The battling and shooting is all done by Alicia using her impractical gun rod, which is a huge hunk of metal as tall as she is. The function of the gun rod is of four kinds none of which are useful. Moreover, the combat is also spoiled by terrible AI use. The enemy artificial intelligence is really bad and occasionally worse than bad. There is an upside in the fact that most of opponents controlled by the AI can be safely ignored. Unfortunately your own allies under the same AI control also behave pretty stupidly
The fighting is also supplemented by magic spells that come in nine forms. However, barely four of these so called magic spells are worth using.

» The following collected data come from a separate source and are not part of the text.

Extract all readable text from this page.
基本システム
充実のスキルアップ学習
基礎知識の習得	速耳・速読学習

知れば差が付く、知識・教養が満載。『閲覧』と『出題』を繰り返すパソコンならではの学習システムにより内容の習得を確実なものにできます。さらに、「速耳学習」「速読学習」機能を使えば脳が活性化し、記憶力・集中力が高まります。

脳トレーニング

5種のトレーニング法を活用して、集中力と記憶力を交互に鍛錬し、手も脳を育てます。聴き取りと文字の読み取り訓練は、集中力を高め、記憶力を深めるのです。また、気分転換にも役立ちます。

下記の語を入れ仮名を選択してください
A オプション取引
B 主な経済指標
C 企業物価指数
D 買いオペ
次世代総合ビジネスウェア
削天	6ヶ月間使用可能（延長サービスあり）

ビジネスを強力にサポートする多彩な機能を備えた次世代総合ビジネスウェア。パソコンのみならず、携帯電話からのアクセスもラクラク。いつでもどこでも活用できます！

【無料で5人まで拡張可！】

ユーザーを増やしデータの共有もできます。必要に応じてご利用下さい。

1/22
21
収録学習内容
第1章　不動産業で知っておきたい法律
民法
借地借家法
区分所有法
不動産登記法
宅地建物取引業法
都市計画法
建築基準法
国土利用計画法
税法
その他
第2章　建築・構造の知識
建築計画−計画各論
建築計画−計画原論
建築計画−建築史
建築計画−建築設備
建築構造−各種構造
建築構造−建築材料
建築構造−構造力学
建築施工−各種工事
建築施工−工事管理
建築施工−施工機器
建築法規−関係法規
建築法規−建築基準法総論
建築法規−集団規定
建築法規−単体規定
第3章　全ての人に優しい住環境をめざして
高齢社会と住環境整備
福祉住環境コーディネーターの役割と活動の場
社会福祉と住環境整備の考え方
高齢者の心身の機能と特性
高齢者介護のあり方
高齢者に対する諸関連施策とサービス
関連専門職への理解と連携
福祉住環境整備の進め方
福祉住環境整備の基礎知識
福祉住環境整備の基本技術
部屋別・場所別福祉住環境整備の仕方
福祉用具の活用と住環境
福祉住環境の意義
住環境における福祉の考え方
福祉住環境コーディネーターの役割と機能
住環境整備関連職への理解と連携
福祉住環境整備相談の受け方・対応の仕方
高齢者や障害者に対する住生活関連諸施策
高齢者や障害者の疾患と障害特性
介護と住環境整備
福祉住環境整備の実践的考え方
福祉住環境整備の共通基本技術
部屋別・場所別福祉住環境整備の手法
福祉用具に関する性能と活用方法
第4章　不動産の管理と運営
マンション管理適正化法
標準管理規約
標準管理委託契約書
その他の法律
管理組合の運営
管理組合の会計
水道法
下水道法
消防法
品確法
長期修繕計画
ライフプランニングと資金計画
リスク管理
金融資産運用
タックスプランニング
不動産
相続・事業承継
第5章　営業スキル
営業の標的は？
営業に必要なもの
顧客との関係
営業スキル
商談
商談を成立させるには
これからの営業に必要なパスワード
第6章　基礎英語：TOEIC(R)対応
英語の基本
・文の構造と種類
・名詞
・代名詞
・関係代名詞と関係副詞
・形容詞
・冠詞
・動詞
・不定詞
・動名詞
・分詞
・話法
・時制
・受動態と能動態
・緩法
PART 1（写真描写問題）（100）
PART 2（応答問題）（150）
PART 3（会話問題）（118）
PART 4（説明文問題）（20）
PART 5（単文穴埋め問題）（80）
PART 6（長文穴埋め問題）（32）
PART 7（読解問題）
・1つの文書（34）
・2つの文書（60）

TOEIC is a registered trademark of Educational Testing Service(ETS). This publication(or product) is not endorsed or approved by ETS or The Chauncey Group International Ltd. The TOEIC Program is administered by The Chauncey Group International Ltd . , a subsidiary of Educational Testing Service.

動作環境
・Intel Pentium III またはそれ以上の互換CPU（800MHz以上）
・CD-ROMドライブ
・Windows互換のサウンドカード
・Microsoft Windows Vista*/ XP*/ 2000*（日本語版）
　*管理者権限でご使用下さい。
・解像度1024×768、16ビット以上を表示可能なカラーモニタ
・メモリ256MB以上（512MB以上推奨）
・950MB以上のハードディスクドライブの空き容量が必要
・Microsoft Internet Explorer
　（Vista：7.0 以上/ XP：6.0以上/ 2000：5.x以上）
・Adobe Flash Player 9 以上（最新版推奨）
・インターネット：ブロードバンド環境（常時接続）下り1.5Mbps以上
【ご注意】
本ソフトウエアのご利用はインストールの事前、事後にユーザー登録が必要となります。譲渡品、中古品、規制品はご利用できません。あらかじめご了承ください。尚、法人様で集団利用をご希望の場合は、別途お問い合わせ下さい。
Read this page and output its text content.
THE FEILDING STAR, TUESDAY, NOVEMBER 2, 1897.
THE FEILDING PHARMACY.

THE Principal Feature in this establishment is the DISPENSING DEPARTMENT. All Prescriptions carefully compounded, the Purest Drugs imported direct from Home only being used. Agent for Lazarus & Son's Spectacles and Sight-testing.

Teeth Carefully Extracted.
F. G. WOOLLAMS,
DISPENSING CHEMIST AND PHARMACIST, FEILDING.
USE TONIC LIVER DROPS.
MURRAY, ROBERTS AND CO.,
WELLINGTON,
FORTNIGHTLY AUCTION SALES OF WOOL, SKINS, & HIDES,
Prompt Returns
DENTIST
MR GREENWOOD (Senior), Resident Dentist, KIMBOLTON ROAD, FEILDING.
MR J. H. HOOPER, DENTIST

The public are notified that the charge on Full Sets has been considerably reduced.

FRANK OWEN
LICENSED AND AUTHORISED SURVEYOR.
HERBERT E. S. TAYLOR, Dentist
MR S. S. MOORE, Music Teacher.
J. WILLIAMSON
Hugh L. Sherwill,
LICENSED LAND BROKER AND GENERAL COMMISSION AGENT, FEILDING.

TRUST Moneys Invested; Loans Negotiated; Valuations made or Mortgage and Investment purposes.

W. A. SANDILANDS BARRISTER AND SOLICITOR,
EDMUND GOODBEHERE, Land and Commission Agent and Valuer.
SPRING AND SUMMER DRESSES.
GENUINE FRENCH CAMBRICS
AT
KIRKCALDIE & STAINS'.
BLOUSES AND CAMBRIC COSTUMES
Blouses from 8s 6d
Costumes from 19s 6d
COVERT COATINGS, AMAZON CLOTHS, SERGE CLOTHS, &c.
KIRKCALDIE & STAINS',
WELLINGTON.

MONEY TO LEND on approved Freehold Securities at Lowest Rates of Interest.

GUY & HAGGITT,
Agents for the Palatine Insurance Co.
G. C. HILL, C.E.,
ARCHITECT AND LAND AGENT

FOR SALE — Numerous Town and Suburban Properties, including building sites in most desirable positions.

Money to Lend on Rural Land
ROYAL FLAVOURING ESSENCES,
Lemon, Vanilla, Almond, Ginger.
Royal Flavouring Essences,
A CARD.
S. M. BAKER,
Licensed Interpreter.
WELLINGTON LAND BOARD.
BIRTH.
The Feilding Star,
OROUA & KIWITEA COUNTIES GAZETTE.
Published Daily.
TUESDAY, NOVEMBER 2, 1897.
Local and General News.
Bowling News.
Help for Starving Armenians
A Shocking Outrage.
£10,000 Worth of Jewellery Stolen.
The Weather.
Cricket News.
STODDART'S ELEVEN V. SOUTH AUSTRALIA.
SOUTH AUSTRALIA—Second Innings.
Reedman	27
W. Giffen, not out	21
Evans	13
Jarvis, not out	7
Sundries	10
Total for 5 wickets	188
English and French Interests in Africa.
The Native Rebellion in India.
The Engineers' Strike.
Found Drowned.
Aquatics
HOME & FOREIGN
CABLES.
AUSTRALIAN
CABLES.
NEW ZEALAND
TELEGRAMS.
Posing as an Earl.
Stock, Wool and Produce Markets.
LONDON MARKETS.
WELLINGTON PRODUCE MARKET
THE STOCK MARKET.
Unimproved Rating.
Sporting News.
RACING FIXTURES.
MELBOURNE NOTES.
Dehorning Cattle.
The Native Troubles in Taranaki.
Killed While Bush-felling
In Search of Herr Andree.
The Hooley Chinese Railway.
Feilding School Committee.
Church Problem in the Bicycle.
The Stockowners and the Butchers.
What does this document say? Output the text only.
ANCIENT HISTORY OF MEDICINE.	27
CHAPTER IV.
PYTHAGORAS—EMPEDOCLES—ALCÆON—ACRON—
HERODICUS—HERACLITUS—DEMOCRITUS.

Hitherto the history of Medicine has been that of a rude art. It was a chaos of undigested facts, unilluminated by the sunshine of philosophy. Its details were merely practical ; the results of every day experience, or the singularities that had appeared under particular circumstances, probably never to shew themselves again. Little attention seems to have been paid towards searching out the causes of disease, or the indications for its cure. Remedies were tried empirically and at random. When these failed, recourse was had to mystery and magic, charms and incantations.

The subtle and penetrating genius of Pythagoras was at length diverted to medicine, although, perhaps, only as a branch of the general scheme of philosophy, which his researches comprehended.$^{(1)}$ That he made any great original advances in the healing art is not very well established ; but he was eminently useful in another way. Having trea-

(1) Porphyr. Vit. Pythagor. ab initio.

Casting spells even requires you to go through a cycle of awkward motions by multiple pressing buttons. For instance, casting a lightning spell requires pressing the left or right bumper three times and then pressing button A, finding the target and pressing the right trigger. This is definitely a big hassle.
It really is a shame because the puzzles are not bad and the graphics, especially the cutscenes are extremely good of their type, as is the voice acting. Even the story is reasonable. Taking the poor combat and weapons out of the equation, what little that is left is reasonable, but unfortunately a couple of good things, a few reasonable things and some poor things do not add up to even a half decent game.
To be fair the game actually looks good, has some potentially good ideas and with some tuning up of the design and controls could be a reasonable offering.